Alisha Wainwright and her fan-anticipated introduction as book-famous werewolf Maia Roberts nails her headstrong character in a way that will delight Maia fans, while Isaiah Mustafa’s Luke only seems to get stronger and more conflicted as the episodes pass. Nick Sagar’s Victor Aldertree is frustrating and uncomfortable to watch in a way that makes you want to make him your ally and punch him in the junk at the same time, and Raymond Ablack’s return as Raj is much the same in that he will make you giggle and call foul.

Writer Peter Binswanger, the guy responsible for last season’s ‘Major Arcana’ and the season finale ‘Morning Star,’ offers emotion to a story that goes right for the kill. It’s one of the most cohesive scripts ever seen on this show, and even if some of the performances fall short of nailing its nuances, it sets a new bar with its overwhelming sense of adrenaline and deep character depth.

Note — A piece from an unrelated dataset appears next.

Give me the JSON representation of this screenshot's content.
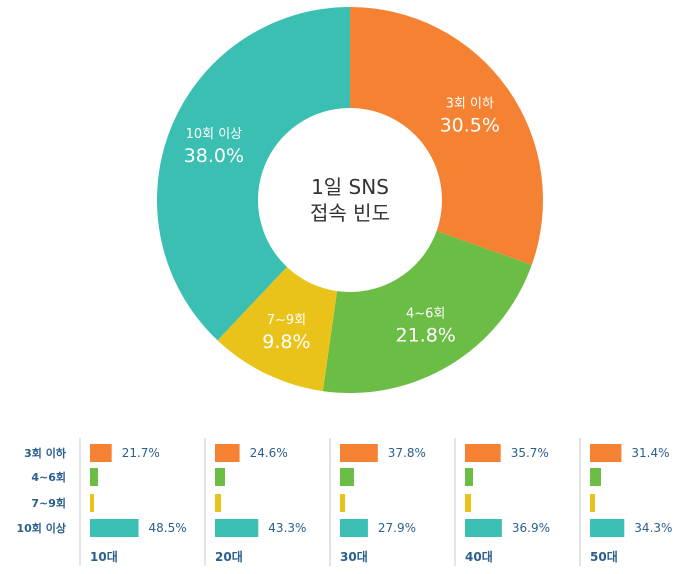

Actor-turned-Director Gregory Smith (Everwood, Rookie Blue) plays in the Shadow World for the first time as a guest director, expertly framing the presence of the cast for maximum emotional impact. His style gets intimate where it needs to be, pulls no punches when the action hits, and while some of the younger actors could have done with a little more guidance, whatever he did to nudge our main cast is rewarded in every single one of their performances.

The end result is balanced and true, never stepping over the line of drama for drama’s sake. It’s still a way off from being a perfect show, but this episode is full of heart and all of the juicy facets that make our characters loved, which makes it another bold step in the right direction. Fans will be a mess in the best of ways.



Shadowhunters airs Mondays 8/7c on Freeform, and Tuesdays internationally on Netflix.